In the second phase of the project, a 50-km, 30-in. pipeline will be laid from Block A-18 to Block B-17 and connected with PTT's grid. Although this project is tentatively slated for completion in 2005, its timing will depend on gas demand in the two countries, according to PTT officials.

Thailand has asked Oman to take an equity stake in its foundering refining company, Thai Oil Co. The Thai refiner recently announced a program to reduce its debt to $1.38 billion from $2.2 billion (OGJ, Nov. 1, 1999, p. 42).

The debt restructuring would be aided by the injection of capital from Oman, if a deal comes to pass.

Oman is a major supplier of crude to Thailand (see Industry Briefs, p. 36).

Canada's oil sector is forecasting a strong drilling year in 2000, with emphasis on natural gas projects in Alberta. The Petroleum Services Association of Canada (PSAC) estimates 14,500 wells will be drilled in 2000, most of them in Alberta. That compares with an estimated 10,200 wells in 1999.

PSAC calls its estimate for 2000 "conservative" and takes into account a possible shortage of trained drilling staff. It expects an increase of about 30% in drilling activity next year in Canada's four western provinces.

The Canadian Association of Oilwell Drilling Contractors forecasts 14,331 wells will be drilled in 2000, based on an average utilization rate of 60% and an oil price of $18/bbl (US) for WTI. Canadian drilling hit a peak of 16,484 wells in 1997 and fell to 9,744 wells in 1998.

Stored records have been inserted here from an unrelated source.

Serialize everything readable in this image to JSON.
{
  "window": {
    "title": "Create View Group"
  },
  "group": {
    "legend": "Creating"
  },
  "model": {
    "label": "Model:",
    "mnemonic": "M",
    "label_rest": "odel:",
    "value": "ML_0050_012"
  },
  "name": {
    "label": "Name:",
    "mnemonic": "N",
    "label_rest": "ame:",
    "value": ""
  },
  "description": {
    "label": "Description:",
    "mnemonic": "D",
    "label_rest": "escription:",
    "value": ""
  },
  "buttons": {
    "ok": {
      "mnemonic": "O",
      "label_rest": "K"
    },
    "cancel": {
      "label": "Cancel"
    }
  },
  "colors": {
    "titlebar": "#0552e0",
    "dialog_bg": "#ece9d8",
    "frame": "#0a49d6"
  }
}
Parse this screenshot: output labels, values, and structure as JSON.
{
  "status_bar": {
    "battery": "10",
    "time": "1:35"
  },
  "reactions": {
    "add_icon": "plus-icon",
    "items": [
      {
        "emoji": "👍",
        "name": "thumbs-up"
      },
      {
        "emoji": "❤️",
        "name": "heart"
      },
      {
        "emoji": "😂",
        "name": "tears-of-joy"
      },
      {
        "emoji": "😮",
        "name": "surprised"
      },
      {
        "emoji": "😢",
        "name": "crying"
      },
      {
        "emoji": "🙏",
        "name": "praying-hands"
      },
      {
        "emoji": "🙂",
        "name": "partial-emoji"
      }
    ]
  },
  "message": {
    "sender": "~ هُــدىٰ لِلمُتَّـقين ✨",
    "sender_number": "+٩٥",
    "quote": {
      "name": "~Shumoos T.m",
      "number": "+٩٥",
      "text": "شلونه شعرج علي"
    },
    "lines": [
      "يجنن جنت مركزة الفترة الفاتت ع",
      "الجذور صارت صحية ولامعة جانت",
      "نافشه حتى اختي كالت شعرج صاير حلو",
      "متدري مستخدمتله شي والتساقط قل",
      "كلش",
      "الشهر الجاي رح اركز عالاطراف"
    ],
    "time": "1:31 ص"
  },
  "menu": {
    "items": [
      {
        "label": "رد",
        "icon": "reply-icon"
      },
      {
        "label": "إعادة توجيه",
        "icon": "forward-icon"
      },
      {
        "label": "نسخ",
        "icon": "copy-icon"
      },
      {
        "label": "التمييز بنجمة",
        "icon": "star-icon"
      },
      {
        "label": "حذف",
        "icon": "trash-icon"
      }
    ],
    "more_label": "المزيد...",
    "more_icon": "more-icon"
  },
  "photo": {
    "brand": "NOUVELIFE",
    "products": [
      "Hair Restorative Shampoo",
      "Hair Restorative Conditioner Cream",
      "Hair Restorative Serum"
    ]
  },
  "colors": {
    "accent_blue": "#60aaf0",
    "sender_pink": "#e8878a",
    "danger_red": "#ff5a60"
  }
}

Energy company earnings for the third quarter showed a significant improvement in many cases vs. those of a year ago. Except where noted, the results shown are for the third quarter and in millions of dollars, with 1999 results shown first, followed by 1998 results. Losses appear in parentheses: Exxon, 1,500 vs. 1,400; Mobil, 688 vs. 509; Southern Co., 615 vs. 517; Chevron, 582 vs. 461; EOG Resources, 512.9 vs. 5.9; Duke Energy, 441 vs. 428; Texaco, 387 vs. 215; ARCO, 372 vs. 872; Noble Affiliates, 255.5 vs. 212.3; Conoco, 223 vs. 183; Enron, 223 vs. 168; Phillips, 221 vs. 46; Imperial Oil (Can. $), 209 vs. 196; TransCanada PipeLines (Can. $), 148 vs. 142; Schlumberger, 139 vs. (29.5); Occidental, 126 vs. 38; Tosco, 113.9 vs. 80.3; Coastal, 102.1 vs. 89.5; PanCanadian (Can. $), 100.7 vs. 16.3; Petro-Canada (Can. $), 95 vs. 15; Ultramar Diamond Shamrock, 84.2 vs. 25.8; CMS Energy, 83 vs. 81.3; Alliant Energy, 71.5 vs. 51.7; Vastar, 71.1 vs. 37.6; Apache, 67.8 vs. 2.6; Halliburton, 58 vs. (527); Transocean Offshore, 46.9 vs. 93; Burlington Resources, 42 vs. 15; Diamond Offshore, 37.8 vs. 108.7; Santa Fe International, 31.8 vs. 72.7; Ocean Energy, 28 vs. (14.4); Petroleum Geo-Services, 20.1 vs. 40.6; Northern Border, 19.4 vs. 18; Sunoco, 14 vs. 80; Consolidated Natural Gas, 10.8 vs. 5.7; Houston Exploration, 8.5 vs. 2; TC PipeLines, 8.5 vs. 11.5; Frontier Oil, 8.4 vs. 9.4; Meridian Resources, 6.4 vs. (6.5); Patina Oil & Gas, 5.3 vs. (1.5); Pogo, 2.7 vs. (8.3); Hydro GeoServices, 2.6 vs. 3.3; Chieftain, 1.3 vs. (2.5); Unit Corp., 0.7 vs. 0.7; McMoRan Exploration, (1.3) vs. (1.1); Semco Energy, (2.2) vs. (2.4); Spinnaker Exploration, (2.5) vs. (2.5); Syntroleum, (4.5) vs. (3); Columbia Energy, (9.7) vs. 11.2; Weatherford International, (11.1) vs. 42.8; Lyondell Chemical, (17) vs. (15).

Chevron Chemical Co. and PDVSA have reportedly canceled plans to build a $1.5 billion integrated aromatics plant at Cardon industrial park on Paraguana Peninsula in Falcon state, Venezuela (OGJ, June 2, 1997, p. 41).

PDVSA cited frail petrochemical prices for the decision to terminate the project.